Journal of Materials Research and Technology (Nov 2023)
Effect of process modes on microstructure and mechanical properties of CMT wire arc additive manufactured WE43 magnesium alloy
Abstract
The traditional WE43 magnesium alloy (WE43-Mg) manufacturing process faces challenges in producing large and complex structures. The cold metal transfer wire arc additive manufacturing (CMT-WAAM) offers a promising solution due to its flexibility, high deposition efficiency and low heat put. However, energy transfer and mass transfer are highly coupled in the CMT additive manufacturing process. Under different working modes, the local thermal processes are quite different for the same transition metals, which can produce different microstructures and mechanical properties. Therefore, it is necessary to study the effect of working modes on microstructure and mechanical properties. This study successfully deposited single-pass multi-layer WE43-Mg components using four CMT processes: CMT, CMT-Pulse, CMT-Advance, and CMT-Pulse + Advance. The microstructure and mechanical properties of these deposited samples were compared. Results revealed equiaxed grains with uniform sizes in the top and middle regions, with fine-grain regions between layers in the four CMT modes.

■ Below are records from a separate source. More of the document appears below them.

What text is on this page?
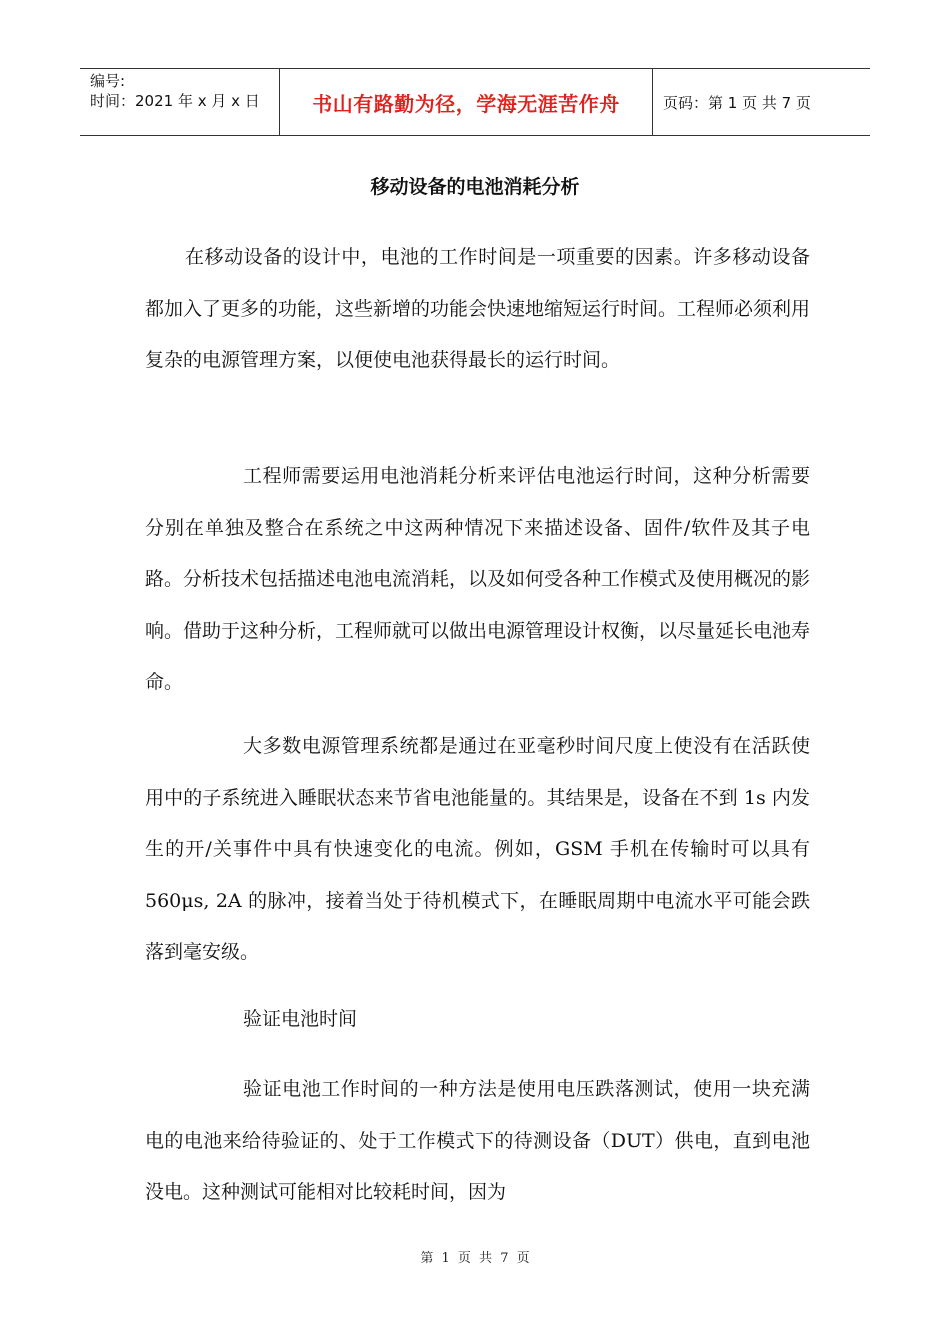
编号:
时间：2021 年 x 月 x 日	书山有路勤为径，学海无涯苦作舟	页码：第 1 页 共 7 页
移动设备的电池消耗分析

在移动设备的设计中，电池的工作时间是一项重要的因素。许多移动设备都加入了更多的功能，这些新增的功能会快速地缩短运行时间。工程师必须利用复杂的电源管理方案，以便使电池获得最长的运行时间。

工程师需要运用电池消耗分析来评估电池运行时间，这种分析需要分别在单独及整合在系统之中这两种情况下来描述设备、固件/软件及其子电路。分析技术包括描述电池电流消耗，以及如何受各种工作模式及使用概况的影响。借助于这种分析，工程师就可以做出电源管理设计权衡，以尽量延长电池寿命。

大多数电源管理系统都是通过在亚毫秒时间尺度上使没有在活跃使用中的子系统进入睡眠状态来节省电池能量的。其结果是，设备在不到 1s 内发生的开/关事件中具有快速变化的电流。例如，GSM 手机在传输时可以具有 560μs, 2A 的脉冲，接着当处于待机模式下，在睡眠周期中电流水平可能会跌落到毫安级。

验证电池时间

验证电池工作时间的一种方法是使用电压跌落测试，使用一块充满电的电池来给待验证的、处于工作模式下的待测设备（DUT）供电，直到电池没电。这种测试可能相对比较耗时间，因为

第 1 页 共 7 页
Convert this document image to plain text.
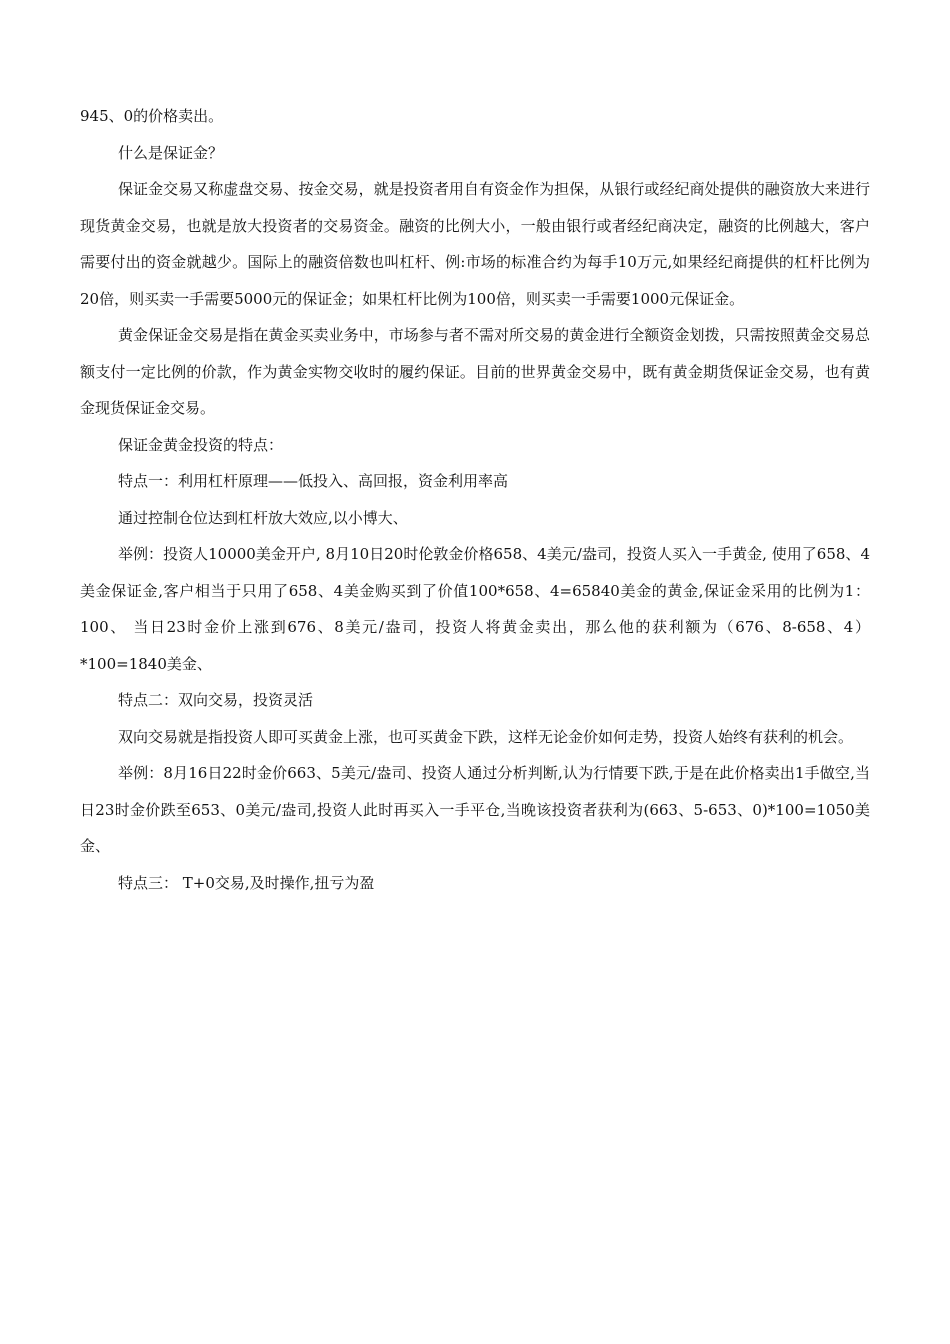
945、0的价格卖出。

什么是保证金？

保证金交易又称虚盘交易、按金交易，就是投资者用自有资金作为担保，从银行或经纪商处提供的融资放大来进行现货黄金交易，也就是放大投资者的交易资金。融资的比例大小，一般由银行或者经纪商决定，融资的比例越大，客户需要付出的资金就越少。国际上的融资倍数也叫杠杆、例:市场的标准合约为每手10万元,如果经纪商提供的杠杆比例为20倍，则买卖一手需要5000元的保证金；如果杠杆比例为100倍，则买卖一手需要1000元保证金。

黄金保证金交易是指在黄金买卖业务中，市场参与者不需对所交易的黄金进行全额资金划拨，只需按照黄金交易总额支付一定比例的价款，作为黄金实物交收时的履约保证。目前的世界黄金交易中，既有黄金期货保证金交易，也有黄金现货保证金交易。

保证金黄金投资的特点：

特点一：利用杠杆原理——低投入、高回报，资金利用率高

通过控制仓位达到杠杆放大效应,以小博大、

举例：投资人10000美金开户, 8月10日20时伦敦金价格658、4美元/盎司，投资人买入一手黄金, 使用了658、4美金保证金,客户相当于只用了658、4美金购买到了价值100*658、4=65840美金的黄金,保证金采用的比例为1：100、 当日23时金价上涨到676、8美元/盎司，投资人将黄金卖出，那么他的获利额为（676、8-658、4）*100=1840美金、

特点二：双向交易，投资灵活

双向交易就是指投资人即可买黄金上涨，也可买黄金下跌，这样无论金价如何走势，投资人始终有获利的机会。

举例：8月16日22时金价663、5美元/盎司、投资人通过分析判断,认为行情要下跌,于是在此价格卖出1手做空,当日23时金价跌至653、0美元/盎司,投资人此时再买入一手平仓,当晚该投资者获利为(663、5-653、0)*100=1050美金、

特点三： T+0交易,及时操作,扭亏为盈
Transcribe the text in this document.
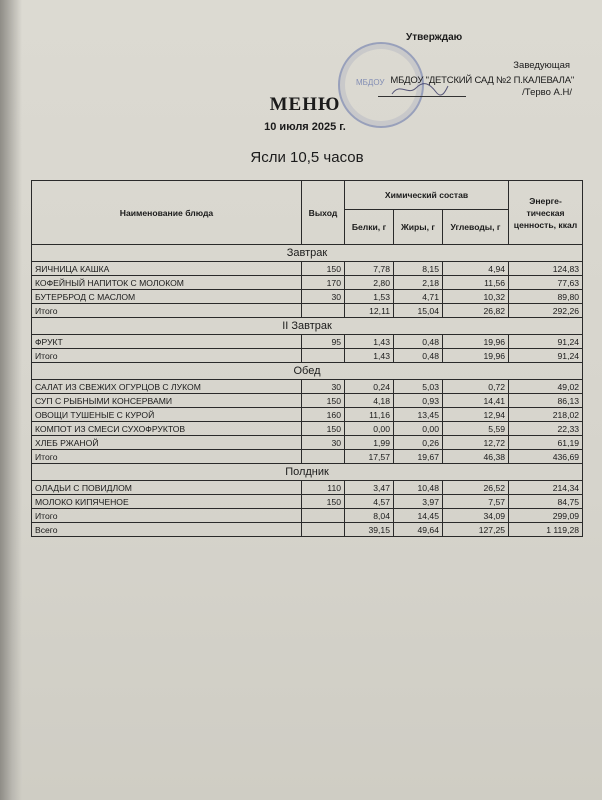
МБДОУ
Утверждаю
Заведующая
МБДОУ "ДЕТСКИЙ САД №2 П.КАЛЕВАЛА"
/Терво А.Н/
МЕНЮ
10 июля 2025 г.
Ясли 10,5 часов
Наименование блюда	Выход	Химический состав			Энерге-тическая ценность, ккал
		Белки, г	Жиры, г	Углеводы, г	
Завтрак					
ЯИЧНИЦА КАШКА	150	7,78	8,15	4,94	124,83
КОФЕЙНЫЙ НАПИТОК С МОЛОКОМ	170	2,80	2,18	11,56	77,63
БУТЕРБРОД С МАСЛОМ	30	1,53	4,71	10,32	89,80
Итого		12,11	15,04	26,82	292,26
II Завтрак					
ФРУКТ	95	1,43	0,48	19,96	91,24
Итого		1,43	0,48	19,96	91,24
Обед					
САЛАТ ИЗ СВЕЖИХ ОГУРЦОВ С ЛУКОМ	30	0,24	5,03	0,72	49,02
СУП С РЫБНЫМИ КОНСЕРВАМИ	150	4,18	0,93	14,41	86,13
ОВОЩИ ТУШЕНЫЕ С КУРОЙ	160	11,16	13,45	12,94	218,02
КОМПОТ ИЗ СМЕСИ СУХОФРУКТОВ	150	0,00	0,00	5,59	22,33
ХЛЕБ РЖАНОЙ	30	1,99	0,26	12,72	61,19
Итого		17,57	19,67	46,38	436,69
Полдник					
ОЛАДЬИ С ПОВИДЛОМ	110	3,47	10,48	26,52	214,34
МОЛОКО КИПЯЧЕНОЕ	150	4,57	3,97	7,57	84,75
Итого		8,04	14,45	34,09	299,09
Всего		39,15	49,64	127,25	1 119,28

Compare the microstructure characterization results, the higher the line energy, the narrower the width of the remelted fine grain zone. Four CMT modes deposited components exhibited superior mechanical properties compared to as-cast WE43-Mg. The CMT pulse mode shows the best results due to its low porosity. The average yield strength is 149.0 MPa, tensile strength is 222.9 MPa, and elongation is 6.4 %.